A vida e os sonhos virtuais
Se prestarmos um pouco de atenção, veremos que, ao escrevermos “sonhos virtuais”, estaremos simplesmente cometendo um pleonasmo (subir pra cima, encarar de frente etc.), porque, ao usarmos o sonho no sentido de algo que almejamos, seja para um futuro próximo ou não, seja para nós mesmos ou para nossos descendentes, ou ainda para a humanidade, ele então passa a ser automaticamente um elemento virtual por excelência, já que o sonho, neste caso, torna-se em alguma coisa similar a fantasia, a desejos ainda não palpáveis, criados na imaginação. Justamente, o que caracteriza o mundo virtual é o fato de ser ele absolutamente abstrato, não palpável, sem a materialidade que nós conhecemos, onde os acontecimentos são criações projetadas em um ambiente ilusionista, dando a representação da realidade possível pela imaginação. Quando usamos o computador para “viajarmos” pela internet, simplesmente estaremos interagindo com imagens virtuais, que são controladas pela nossa vontade, da mesma forma em que usamos o sonhar para “voarmos” com nossa imaginação para uma projeção de acontecimentos.
Até aqui mostrei a similaridade entre sonhos e virtualidade, o que reforça a redundância que fiz questão de usar neste texto. _Por quê? Apenas porque quero defender uma tese de alta profundidade filosófica, a respeito de comportamentos padrões, preconcebidos por paradigmas ultrapassados, frutos da preguiça mental que grassa pela humanidade. Atualmente as pessoas enxergam tudo de modo superficial, sem conseguirem chegar ao âmago dos acontecimentos, somente por estarem acorrentados a conceitos simplistas, que não passam de maneiras complicadas de se ver as coisas simples.

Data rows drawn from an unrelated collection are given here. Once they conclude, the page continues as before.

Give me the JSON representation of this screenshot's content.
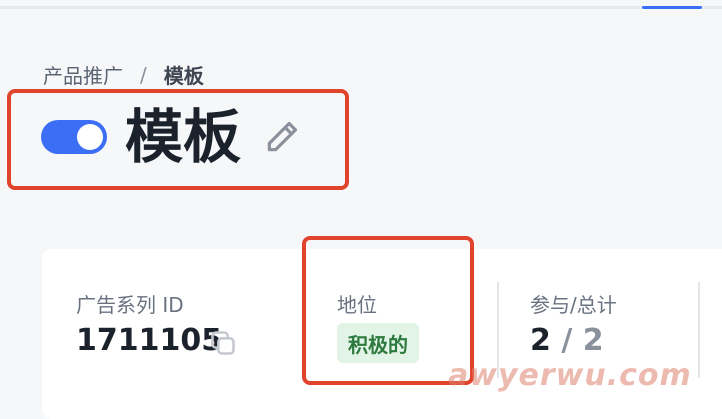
{
  "breadcrumb": {
    "parent": "产品推广",
    "separator": "/",
    "current": "模板"
  },
  "header": {
    "title": "模板",
    "toggle_on": true
  },
  "stats": {
    "campaign_id": {
      "label": "广告系列 ID",
      "value": "1711105"
    },
    "status": {
      "label": "地位",
      "badge": "积极的"
    },
    "participation": {
      "label": "参与/总计",
      "value": "2",
      "separator": "/",
      "total": "2"
    }
  },
  "watermark": "awyerwu.com",
  "colors": {
    "accent": "#3b6ef5",
    "highlight": "#e0442c",
    "badge_bg": "#e2f4e6",
    "badge_text": "#2d7a3e"
  },
  "icons": {
    "edit": "pencil-icon",
    "copy": "copy-icon"
  }
}
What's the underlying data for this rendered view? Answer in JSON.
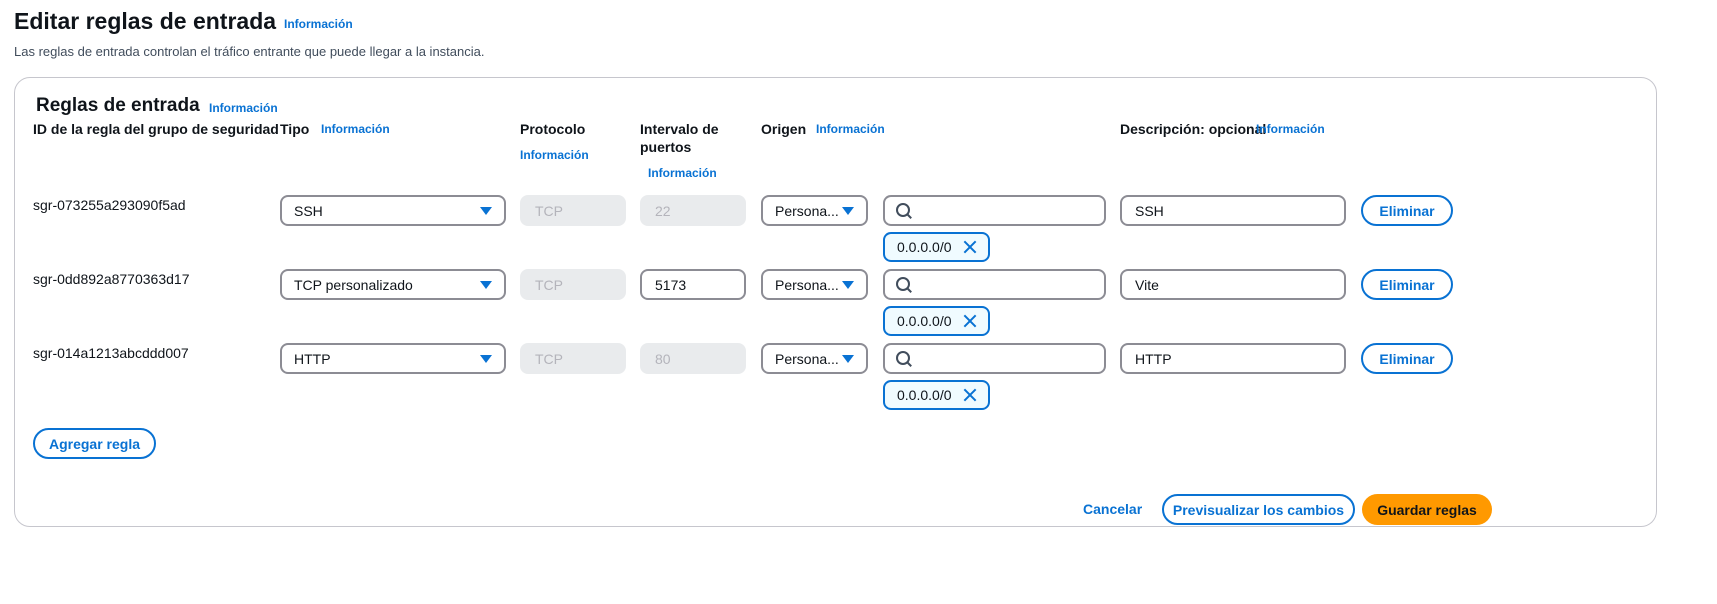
{
  "header": {
    "title": "Editar reglas de entrada",
    "info": "Información",
    "description": "Las reglas de entrada controlan el tráfico entrante que puede llegar a la instancia."
  },
  "panel": {
    "title": "Reglas de entrada",
    "info": "Información",
    "columns": {
      "rule_id": "ID de la regla del grupo de seguridad",
      "type": "Tipo",
      "type_info": "Información",
      "protocol": "Protocolo",
      "protocol_info": "Información",
      "port_range_1": "Intervalo de",
      "port_range_2": "puertos",
      "port_range_info": "Información",
      "source": "Origen",
      "source_info": "Información",
      "description": "Descripción: opcional",
      "description_info": "Información"
    },
    "rules": [
      {
        "id": "sgr-073255a293090f5ad",
        "type": "SSH",
        "protocol": "TCP",
        "port": "22",
        "port_editable": false,
        "source": "Persona...",
        "source_search": "",
        "cidr": "0.0.0.0/0",
        "description": "SSH",
        "delete": "Eliminar"
      },
      {
        "id": "sgr-0dd892a8770363d17",
        "type": "TCP personalizado",
        "protocol": "TCP",
        "port": "5173",
        "port_editable": true,
        "source": "Persona...",
        "source_search": "",
        "cidr": "0.0.0.0/0",
        "description": "Vite",
        "delete": "Eliminar"
      },
      {
        "id": "sgr-014a1213abcddd007",
        "type": "HTTP",
        "protocol": "TCP",
        "port": "80",
        "port_editable": false,
        "source": "Persona...",
        "source_search": "",
        "cidr": "0.0.0.0/0",
        "description": "HTTP",
        "delete": "Eliminar"
      }
    ],
    "add_rule": "Agregar regla"
  },
  "footer": {
    "cancel": "Cancelar",
    "preview": "Previsualizar los cambios",
    "save": "Guardar reglas"
  },
  "colors": {
    "link": "#0972d3",
    "primary": "#ff9900",
    "border": "#8c8c94",
    "disabled_bg": "#e9ebed"
  }
}
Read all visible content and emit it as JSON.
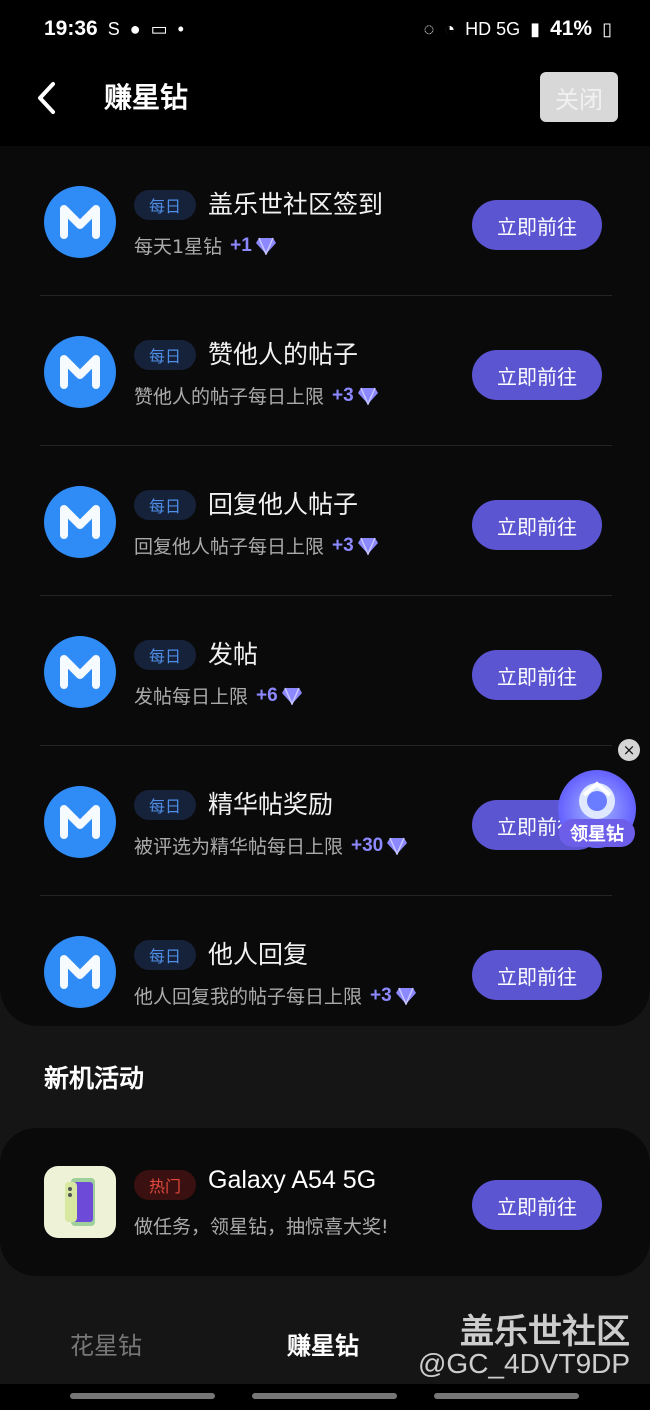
{
  "status": {
    "time": "19:36",
    "battery": "41%",
    "network": "HD 5G"
  },
  "header": {
    "title": "赚星钻",
    "close_label": "关闭"
  },
  "tasks": [
    {
      "badge": "每日",
      "title": "盖乐世社区签到",
      "desc": "每天1星钻",
      "reward": "+1",
      "button": "立即前往"
    },
    {
      "badge": "每日",
      "title": "赞他人的帖子",
      "desc": "赞他人的帖子每日上限",
      "reward": "+3",
      "button": "立即前往"
    },
    {
      "badge": "每日",
      "title": "回复他人帖子",
      "desc": "回复他人帖子每日上限",
      "reward": "+3",
      "button": "立即前往"
    },
    {
      "badge": "每日",
      "title": "发帖",
      "desc": "发帖每日上限",
      "reward": "+6",
      "button": "立即前往"
    },
    {
      "badge": "每日",
      "title": "精华帖奖励",
      "desc": "被评选为精华帖每日上限",
      "reward": "+30",
      "button": "立即前往"
    },
    {
      "badge": "每日",
      "title": "他人回复",
      "desc": "他人回复我的帖子每日上限",
      "reward": "+3",
      "button": "立即前往"
    }
  ],
  "new_activity": {
    "section_title": "新机活动",
    "badge": "热门",
    "title": "Galaxy A54 5G",
    "desc": "做任务，领星钻，抽惊喜大奖!",
    "button": "立即前往"
  },
  "tabs": {
    "spend": "花星钻",
    "earn": "赚星钻"
  },
  "floating": {
    "label": "领星钻",
    "close": "×"
  },
  "watermark": {
    "line1": "盖乐世社区",
    "line2": "@GC_4DVT9DP"
  },
  "colors": {
    "accent": "#5b55d2",
    "icon_blue": "#2f8bf5",
    "reward": "#8c88ff",
    "hot_red": "#e24a3d"
  }
}
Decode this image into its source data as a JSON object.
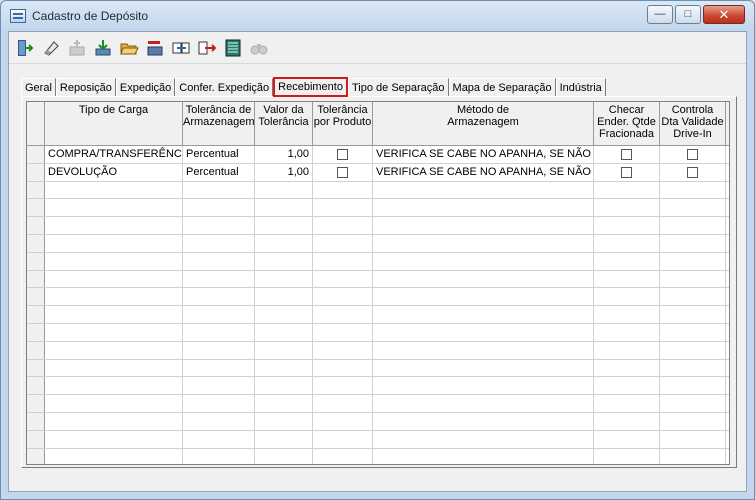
{
  "window": {
    "title": "Cadastro de Depósito"
  },
  "toolbar": {
    "buttons": [
      {
        "icon": "exit-icon"
      },
      {
        "icon": "eraser-icon"
      },
      {
        "icon": "add-disabled-icon"
      },
      {
        "icon": "download-icon"
      },
      {
        "icon": "folder-open-icon"
      },
      {
        "icon": "red-arrow-icon"
      },
      {
        "icon": "insert-icon"
      },
      {
        "icon": "export-icon"
      },
      {
        "icon": "list-icon"
      },
      {
        "icon": "binoculars-icon"
      }
    ]
  },
  "tabs": [
    {
      "label": "Geral"
    },
    {
      "label": "Reposição"
    },
    {
      "label": "Expedição"
    },
    {
      "label": "Confer. Expedição"
    },
    {
      "label": "Recebimento",
      "active": true
    },
    {
      "label": "Tipo de Separação"
    },
    {
      "label": "Mapa de Separação"
    },
    {
      "label": "Indústria"
    }
  ],
  "grid": {
    "columns": [
      "Tipo de Carga",
      "Tolerância de\nArmazenagem",
      "Valor da\nTolerância",
      "Tolerância\npor Produto",
      "Método de\nArmazenagem",
      "Checar\nEnder. Qtde\nFracionada",
      "Controla\nDta Validade\nDrive-In"
    ],
    "rows": [
      {
        "tipo": "COMPRA/TRANSFERÊNC",
        "tolerancia": "Percentual",
        "valor": "1,00",
        "metodo": "VERIFICA SE CABE NO APANHA, SE NÃO A"
      },
      {
        "tipo": "DEVOLUÇÃO",
        "tolerancia": "Percentual",
        "valor": "1,00",
        "metodo": "VERIFICA SE CABE NO APANHA, SE NÃO A"
      }
    ]
  }
}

Vou usar uma estória que servirá de pano de fundo para o que estamos tentando transmitir:
“Em um dia qualquer, alguém muito atribulado entrou em um restaurante para almoçar e, ao mesmo tempo em que pediu a refeição, colocou seu laptop sobre a mesa e já começou a digitar, consultando a internet, de forma tão absorta, que não percebeu a presença de um menino que lhe pedia um pedaço de pão, se possível com manteiga, pois a fome lhe consumia. No momento em que percebeu o drama do moleque, e com intenção de se ver livre para continuar o seu trabalho, ele resolveu pagar-lhe uma refeição. Acontece que o rapaz conseguiu cativá-lo ao começar a lhe fazer perguntas sobre o computador e a internet, a ponto de ele começar a dar explicações ao menino a respeito do mundo virtual, querendo mostrar-lhe que nessa dimensão podemos navegar sobre quaisquer dos nossos sonhos, procurando torná-los realizáveis. Como resposta ao que havia aprendido, o garoto declarou: _Eu apenas sonho em ter uma família normal, pois meu pai está preso, minha mãe sai pra trabalhar logo cedo e só volta à noite e eu fico cuidando do meu irmãozinho, muitas vezes dando ’pra ele’ apenas água, dizendo que é sopa; também tenho uma irmã de quinze anos que sai cedo, dizendo que vai vender o corpo, só que ela volta mais tarde, sempre com o mesmo corpo. Como não tenho computador, será que nunca vou ter uma vida virtual ‘que nem’ eu sonho?”
Acredito que todos já perceberam onde eu quero chegar – vejam que, para aquele moleque, o sonho, que seria impossível de alcançar mesmo com um computador, era apenas o de ter uma condição de vida que para nós está dentro do mundo real, ou seja, nós podemos sonhar até em adquirir um carro novo, ou de comprar uma casa maior, ou então ainda terminar o curso superior para conseguir um emprego melhor. O fato de possuirmos uma família estruturada, sem passarmos fome, ou de não termos que deixar uma criança em casa, cuidada por um pré-adolescente infeliz, sobrevivendo às custas de uma irmã prostituta, nos permite o luxo de não percebermos que essa nossa vivência, que é apenas uma realidade para nós, não passa de um exemplo de mundo virtual para muitos.
A nossa vida real, mesmo que humilde, pode ser o “sonho virtual” para aqueles que têm a consciência de sua situação miserável, sem maiores perspectivas de alcançar uma condição humana de convivência social, daí o desvirtuamento para o mundo real do tráfico de drogas e outras mazelas, onde os sonhos não existem mais. _Pois é, cadê o pleonasmo?